Based on progress to date, Dr. Summers was awarded a new grant in 2020 to fund an additional year of this Fellow award. Early T-precursor ALL (ETP-ALL) is a type of leukemia that is often difficult to treat with currently available chemotherapy. As a result, children with ETP-ALL have high rates of relapse of their leukemia and poorer survival rates than children with other types of ALL, and require more treatment with chemotherapy, often leading to long-term toxic side effects. For these reasons, new treatments for ETP-ALL are needed. MERTK is a protein that is found on the surface of some leukemia cells, including ETP-ALLs.
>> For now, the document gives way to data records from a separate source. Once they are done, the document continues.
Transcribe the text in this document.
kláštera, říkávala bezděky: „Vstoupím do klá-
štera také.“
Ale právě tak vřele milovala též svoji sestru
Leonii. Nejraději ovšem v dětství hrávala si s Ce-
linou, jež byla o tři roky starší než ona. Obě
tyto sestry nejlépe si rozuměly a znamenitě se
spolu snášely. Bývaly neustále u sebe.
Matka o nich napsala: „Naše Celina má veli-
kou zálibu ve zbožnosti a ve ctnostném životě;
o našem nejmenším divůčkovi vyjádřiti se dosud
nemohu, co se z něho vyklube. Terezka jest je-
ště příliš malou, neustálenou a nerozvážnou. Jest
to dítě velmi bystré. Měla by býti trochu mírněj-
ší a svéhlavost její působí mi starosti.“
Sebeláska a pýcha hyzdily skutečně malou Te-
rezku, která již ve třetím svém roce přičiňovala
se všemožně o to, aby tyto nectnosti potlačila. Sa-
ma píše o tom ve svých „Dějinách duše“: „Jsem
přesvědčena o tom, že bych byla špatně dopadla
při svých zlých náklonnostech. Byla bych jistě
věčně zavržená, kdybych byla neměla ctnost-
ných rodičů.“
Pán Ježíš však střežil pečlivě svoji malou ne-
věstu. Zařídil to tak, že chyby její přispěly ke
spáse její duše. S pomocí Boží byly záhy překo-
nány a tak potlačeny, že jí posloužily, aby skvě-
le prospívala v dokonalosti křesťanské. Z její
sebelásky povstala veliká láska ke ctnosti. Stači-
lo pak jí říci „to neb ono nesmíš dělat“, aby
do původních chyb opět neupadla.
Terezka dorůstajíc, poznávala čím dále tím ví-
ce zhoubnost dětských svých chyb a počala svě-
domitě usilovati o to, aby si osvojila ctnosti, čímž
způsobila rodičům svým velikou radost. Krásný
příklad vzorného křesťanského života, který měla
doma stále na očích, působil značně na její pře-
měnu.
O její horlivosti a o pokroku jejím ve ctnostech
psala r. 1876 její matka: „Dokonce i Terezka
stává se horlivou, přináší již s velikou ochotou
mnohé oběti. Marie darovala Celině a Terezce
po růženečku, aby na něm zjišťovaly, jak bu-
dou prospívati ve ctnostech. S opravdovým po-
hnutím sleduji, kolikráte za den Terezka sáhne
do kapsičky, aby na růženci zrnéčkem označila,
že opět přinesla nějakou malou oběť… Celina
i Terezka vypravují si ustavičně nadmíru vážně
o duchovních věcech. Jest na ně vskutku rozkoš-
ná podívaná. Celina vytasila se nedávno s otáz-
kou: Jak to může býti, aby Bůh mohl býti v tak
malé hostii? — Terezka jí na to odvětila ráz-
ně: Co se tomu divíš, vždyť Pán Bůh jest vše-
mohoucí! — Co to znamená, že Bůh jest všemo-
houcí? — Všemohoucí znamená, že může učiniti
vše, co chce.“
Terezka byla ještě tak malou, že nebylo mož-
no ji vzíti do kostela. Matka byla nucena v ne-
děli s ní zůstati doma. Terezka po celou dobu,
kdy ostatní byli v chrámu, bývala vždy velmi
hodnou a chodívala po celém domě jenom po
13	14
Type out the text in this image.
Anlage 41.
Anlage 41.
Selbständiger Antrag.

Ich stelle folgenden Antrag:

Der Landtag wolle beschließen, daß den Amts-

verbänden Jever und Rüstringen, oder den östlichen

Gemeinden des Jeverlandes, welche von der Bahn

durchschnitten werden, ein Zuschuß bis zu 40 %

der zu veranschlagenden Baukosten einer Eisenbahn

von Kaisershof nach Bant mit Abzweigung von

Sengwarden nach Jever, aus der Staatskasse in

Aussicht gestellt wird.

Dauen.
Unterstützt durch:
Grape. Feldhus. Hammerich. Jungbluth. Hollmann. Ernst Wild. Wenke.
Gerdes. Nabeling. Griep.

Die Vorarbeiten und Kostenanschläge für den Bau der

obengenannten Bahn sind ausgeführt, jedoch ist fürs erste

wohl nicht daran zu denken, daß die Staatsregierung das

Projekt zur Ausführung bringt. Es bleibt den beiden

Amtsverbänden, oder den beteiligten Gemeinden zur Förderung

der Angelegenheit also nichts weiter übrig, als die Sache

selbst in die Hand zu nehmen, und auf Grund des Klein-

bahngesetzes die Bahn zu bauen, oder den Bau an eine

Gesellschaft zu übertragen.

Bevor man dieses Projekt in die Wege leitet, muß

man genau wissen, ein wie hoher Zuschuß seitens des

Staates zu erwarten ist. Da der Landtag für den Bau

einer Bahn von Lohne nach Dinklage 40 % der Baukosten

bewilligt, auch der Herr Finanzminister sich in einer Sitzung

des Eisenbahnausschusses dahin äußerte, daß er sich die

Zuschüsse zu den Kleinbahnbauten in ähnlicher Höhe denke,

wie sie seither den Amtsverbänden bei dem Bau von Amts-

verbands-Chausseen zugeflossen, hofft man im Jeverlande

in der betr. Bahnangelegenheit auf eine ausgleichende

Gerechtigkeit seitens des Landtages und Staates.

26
Recently, Dr. Summers and colleagues developed a new medicine that has few toxic side-effects and can be used to kill leukemia cells that have MERTK on their surface. Funded as the Emily Beazley's Kures for Kids Fund St. Baldrick's Fellow, this grant will allow him to test whether and how this new medicine could be used to more effectively treat children with ETP-ALL, leading to improved outcomes and better quality of life. At the age of 8, Emily was diagnosed with Stage III T-cell lymphoblastic non-Hodgkin’s lymphoma and battled through three relapses. Her family prayed for a miracle but discovered Emily herself was the miracle, inspiring a community to come together to show love and change lives. She had a dream of starting a foundation to fund research and named it “Kures for Kids”. Today, Emily's family and friends carry on her dream and her mission in her memory.